Yura mengedikan bahu dan menikmati bakso. Lidahnya mencecap, seperti ada yang kurang dari kuah miliknya dan Yura menambahkan sedikit garam yang tersedia di meja.
Amelia melihat hal tersebut ikut merasakan kuah milik Yura. "Enak, serius lebih enak dari kuah gue, lo pasti jago masak."
Tika dan Erik mengikuti gerakan Amelia. Keduanya setuju akan pendapat ketua MPK tersebut. "Kita main dong ke tempat lo Yura!"
"Boleh!"
"Nanti masakin kita, ya?" Tika tersenyum lebar. "Lo biasanya masak apa?"
"Sebenernya gue lebih suka bikin kue dari pada makanan berat." Yura tersenyum simpul.
"Ih, itu si Amelia bapaknya punya pabrik kue kering!" Erik terlihat sedang berpikir. "Apa Mel namanya? Aduh, padahal dah terkenal itu."
"Udah deh, nggak usah mention-mention orangtua gue! Privasi!" Amelia mendengus sambil kembali memakan baksonya.
"Dih, ngapa sih gitu aja sewot, lagian semua orang juga tahu siapa bokap lo!" Tika ikut menimpali. "Sekali-sekali kek kasih kita kue gratis!"
"Iya, huuhuu dasar pelit! Bilangin Mama, nih!!" Erik ikut mencibir dengan nada bercanda.
Ketiganya pun tertawa riang, hanya saja Yura merasa kurang nyaman. Dia memperhatikan Amelia yang masih bercanda bersama dua teman lainnya.
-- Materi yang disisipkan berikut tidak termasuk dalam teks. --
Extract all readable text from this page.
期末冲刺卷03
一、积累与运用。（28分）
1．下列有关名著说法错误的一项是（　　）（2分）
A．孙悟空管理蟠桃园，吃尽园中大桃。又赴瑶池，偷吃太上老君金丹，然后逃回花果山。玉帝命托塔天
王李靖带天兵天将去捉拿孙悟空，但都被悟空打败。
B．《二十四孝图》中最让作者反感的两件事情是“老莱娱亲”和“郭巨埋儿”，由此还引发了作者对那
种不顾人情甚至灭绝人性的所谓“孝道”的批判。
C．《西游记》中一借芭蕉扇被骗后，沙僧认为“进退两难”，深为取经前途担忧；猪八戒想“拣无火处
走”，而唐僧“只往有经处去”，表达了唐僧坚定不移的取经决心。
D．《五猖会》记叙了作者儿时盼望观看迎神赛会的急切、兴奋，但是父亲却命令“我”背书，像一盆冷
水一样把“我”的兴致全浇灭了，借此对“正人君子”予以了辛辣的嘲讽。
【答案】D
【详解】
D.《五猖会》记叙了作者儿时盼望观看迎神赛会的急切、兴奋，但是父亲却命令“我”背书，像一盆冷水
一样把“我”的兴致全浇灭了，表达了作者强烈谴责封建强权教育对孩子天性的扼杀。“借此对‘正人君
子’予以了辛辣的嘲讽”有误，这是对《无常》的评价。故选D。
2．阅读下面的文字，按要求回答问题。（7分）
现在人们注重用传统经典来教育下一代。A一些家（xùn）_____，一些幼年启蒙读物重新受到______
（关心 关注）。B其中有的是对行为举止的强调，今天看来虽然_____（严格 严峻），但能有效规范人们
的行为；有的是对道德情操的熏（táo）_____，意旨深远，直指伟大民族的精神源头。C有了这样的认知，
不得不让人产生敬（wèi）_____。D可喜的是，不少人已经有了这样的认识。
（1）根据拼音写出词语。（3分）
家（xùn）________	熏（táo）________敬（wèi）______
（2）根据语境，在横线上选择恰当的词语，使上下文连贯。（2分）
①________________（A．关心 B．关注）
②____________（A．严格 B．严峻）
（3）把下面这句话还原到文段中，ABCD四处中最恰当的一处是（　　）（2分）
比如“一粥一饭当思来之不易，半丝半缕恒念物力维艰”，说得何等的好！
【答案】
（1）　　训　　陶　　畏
Senyum tipis muncul dan Yura berusaha untuk ikut ke dalam pembicaraan teman-temannya.
"Lo suka dia, ya?" Naomi duduk di sebelah Noah sambil memainkan rambut panjangnya. "Cantik, sih tapi Gista gimana?"
Noah bersama calon anggota OSIS duduk di bangku kantin yang tidak jauh dari Yura dan teman-temannya. Sedari tadi Noah terus memperhatikan Yura tanpa henti. Bukan hanya Naomi, beberapa anak lainnya merasakan hal yang sama akan gerak-gerik Noah.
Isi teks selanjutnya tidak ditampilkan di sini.